Grief 9 gericht tegen de proceskostenveroordeling komt geen zelfstandige betekenis meer toe nu het hof het vonnis van de rechtbank zal bekrachtigen. Ditzelfde geldt voor grief 10, die uit een veeggrief bestaat.
3.2
[appellant] heeft bewijs aangeboden, onder meer door het horen van [de deskundige2] , [de deskundige3] en [de deskundige1] over de totstandkoming en inhoud van hun respectievelijke rapporten. Het hof heeft zich hierover reeds uitgesproken. [appellant] heeft geen bewijs aangeboden van feiten en/of omstandigheden die, indien bewezen, tot een andere beslissing zouden moeten leiden. Het bewijsaanbod wordt dan ook gepasseerd.
3.21
Daarnaast heeft het hof het volgende tijdens de zitting in hoger beroep aan de orde gesteld en partijen de gelegenheid geboden zich hierover uit te laten.
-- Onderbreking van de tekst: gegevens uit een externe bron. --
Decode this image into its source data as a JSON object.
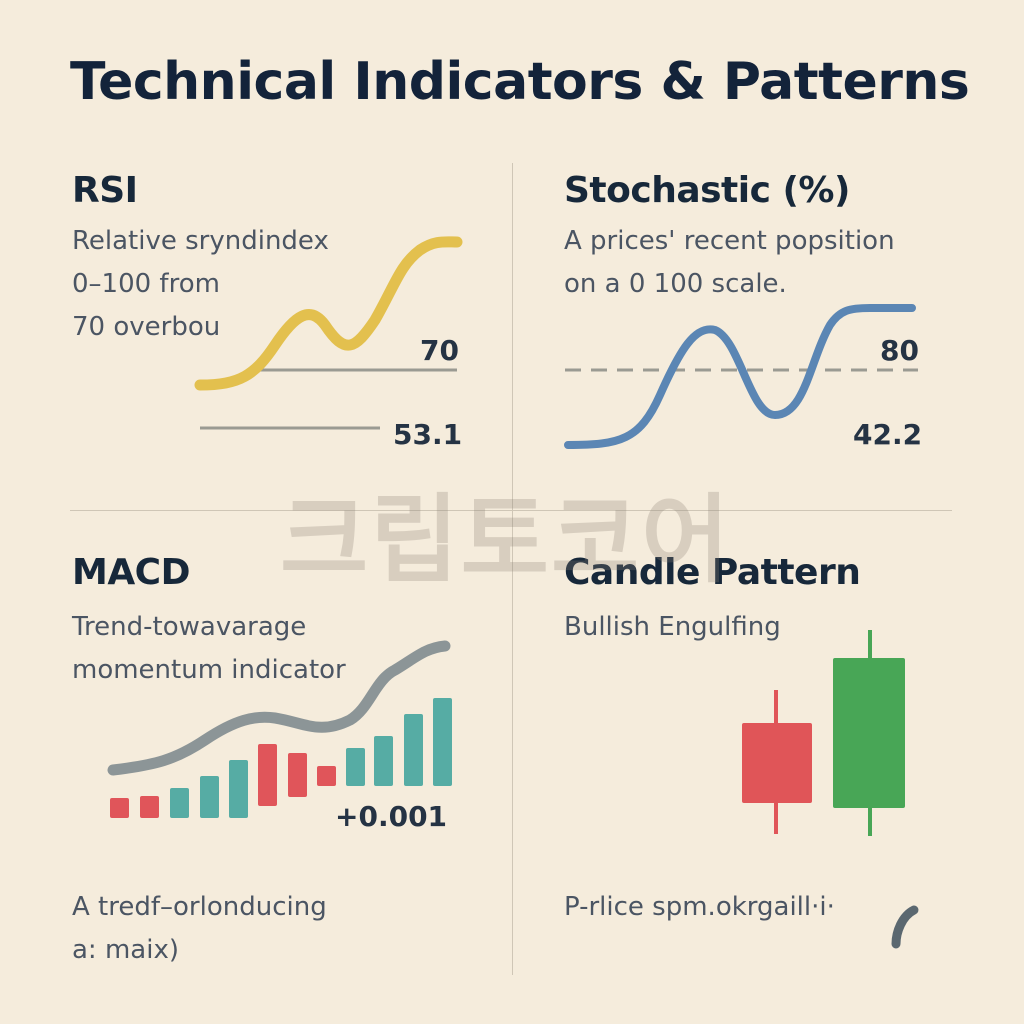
{
  "page": {
    "title": "Technical Indicators & Patterns"
  },
  "rsi": {
    "title": "RSI",
    "desc_lines": [
      "Relative sryndindex",
      "0–100 from",
      "70 overbou"
    ],
    "level_label": "70",
    "value_label": "53.1",
    "line_color": "#e3c04e"
  },
  "stochastic": {
    "title": "Stochastic (%)",
    "desc_lines": [
      "A prices' recent popsition",
      "on a 0 100 scale."
    ],
    "level_label": "80",
    "value_label": "42.2",
    "line_color": "#5b86b4"
  },
  "macd": {
    "title": "MACD",
    "desc_lines": [
      "Trend-towavarage",
      "momentum indicator"
    ],
    "value_label": "+0.001",
    "footer_lines": [
      "A tredf–orlonducing",
      "a: maix)"
    ],
    "histogram_colors": [
      "#e0555a",
      "#e0555a",
      "#56aca4",
      "#56aca4",
      "#56aca4",
      "#e0555a",
      "#e0555a",
      "#e0555a",
      "#56aca4",
      "#56aca4",
      "#56aca4",
      "#56aca4"
    ]
  },
  "candle": {
    "title": "Candle Pattern",
    "subtitle": "Bullish Engulfing",
    "footer": "P-rlice  spm.okrgaill·i·",
    "bear_color": "#e05558",
    "bull_color": "#48a656"
  },
  "watermark": "크립토코어"
}
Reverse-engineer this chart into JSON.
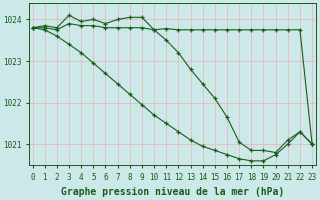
{
  "xlabel": "Graphe pression niveau de la mer (hPa)",
  "bg_color": "#cce8e8",
  "grid_color": "#e8b4b4",
  "line_color": "#1a5c1a",
  "line1": [
    1023.8,
    1023.85,
    1023.8,
    1024.1,
    1023.95,
    1024.0,
    1023.9,
    1024.0,
    1024.05,
    1024.05,
    1023.75,
    1023.5,
    1023.2,
    1022.8,
    1022.45,
    1022.1,
    1021.65,
    1021.05,
    1020.85,
    1020.85,
    1020.8,
    1021.1,
    1021.3,
    1021.0
  ],
  "line2": [
    1023.8,
    1023.8,
    1023.75,
    1023.9,
    1023.85,
    1023.85,
    1023.8,
    1023.8,
    1023.8,
    1023.8,
    1023.75,
    1023.78,
    1023.75,
    1023.75,
    1023.75,
    1023.75,
    1023.75,
    1023.75,
    1023.75,
    1023.75,
    1023.75,
    1023.75,
    1023.75,
    1021.0
  ],
  "line3": [
    1023.8,
    1023.75,
    1023.6,
    1023.4,
    1023.2,
    1022.95,
    1022.7,
    1022.45,
    1022.2,
    1021.95,
    1021.7,
    1021.5,
    1021.3,
    1021.1,
    1020.95,
    1020.85,
    1020.75,
    1020.65,
    1020.6,
    1020.6,
    1020.75,
    1021.0,
    1021.3,
    1021.0
  ],
  "hours": [
    0,
    1,
    2,
    3,
    4,
    5,
    6,
    7,
    8,
    9,
    10,
    11,
    12,
    13,
    14,
    15,
    16,
    17,
    18,
    19,
    20,
    21,
    22,
    23
  ],
  "ylim": [
    1020.5,
    1024.4
  ],
  "yticks": [
    1021,
    1022,
    1023,
    1024
  ],
  "xtick_labels": [
    "0",
    "1",
    "2",
    "3",
    "4",
    "5",
    "6",
    "7",
    "8",
    "9",
    "10",
    "11",
    "12",
    "13",
    "14",
    "15",
    "16",
    "17",
    "18",
    "19",
    "20",
    "21",
    "22",
    "23"
  ],
  "tick_fontsize": 5.5,
  "label_fontsize": 7
}
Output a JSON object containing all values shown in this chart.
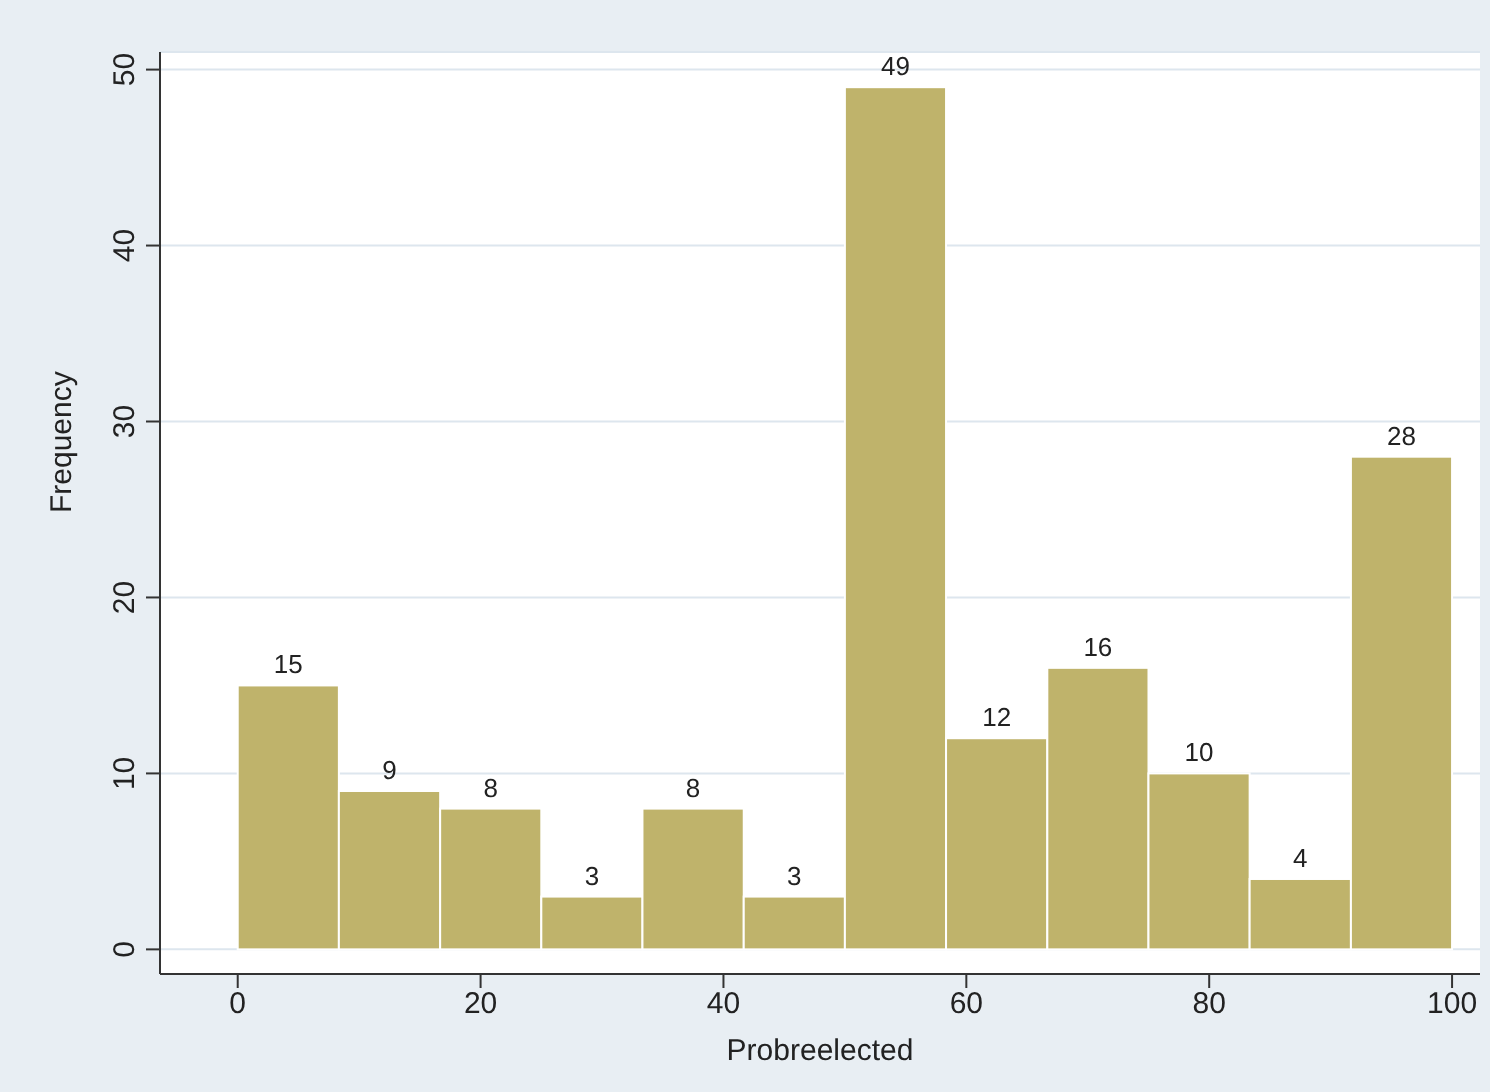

Het hof is gehouden (buiten de door de grieven ontsloten rechtsstrijd in hoger beroep) ambtshalve na te gaan of in dit geschil sprake is van een oneerlijke handelspraktijk in de zin van boek 6, afdeling 3A BW (gelezen in het licht van Richtlijn 2005/29/EG, die ook ziet op “onroerend goed”, blijkens artikel 2 sub c van die Richtlijn). Dat is niet het geval. Uit het voorgaande blijkt dat [appellant] door DGW volledig en juist is geïnformeerd voordat hij het besluit heeft genomen over te gaan tot het aangaan van de koopovereenkomst met DGW. Van een oneerlijke (art. 6:193b BW) of misleidende (art. 6:193c BW) handelspraktijk is daarom geen sprake. Evenmin is sprake van een misleidende omissie (art. 6:193d BW). De essentiële informatie als bedoeld in art. 6:193e BW is tijdig aan [appellant] verstrekt.

4.De slotsom

4.1
Het hoger beroep slaagt niet, zodat de bestreden vonnissen moet wordt bekrachtigd.
4.2
Als de in het ongelijk te stellen partij zal het hof [appellant] in de kosten van het hoger beroep veroordelen.
De kosten voor de procedure in hoger beroep aan de zijde van DGW zullen worden vastgesteld op € 760 aan verschotten (griffierecht) en op € 2.228 (2 punten x tarief II).

5.De beslissing

Het hof, recht doende in hoger beroep:
bekrachtigt de vonnissen van 12 december 2018, 27 maart 2019 en 10 februari 2020 van de rechtbank Gelderland, zittingsplaats Zutphen;
veroordeelt [appellant] in de kosten van het hoger beroep, tot aan deze uitspraak aan de zijde van DGW vastgesteld op € 760 voor verschotten en op € 2.228 voor salaris overeenkomstig het liquidatietarief;
verklaart dit arrest ten aanzien van de hierin vermelde kostenveroordeling uitvoerbaar bij voorraad;
wijst het meer of anders gevorderde af.
Dit arrest is gewezen door mrs. Ch.E. Bethlem, S.M. Evers en J.G.J. Rinkes, en in tegenwoordigheid van de griffier in het openbaar uitgesproken op 24 mei 2022.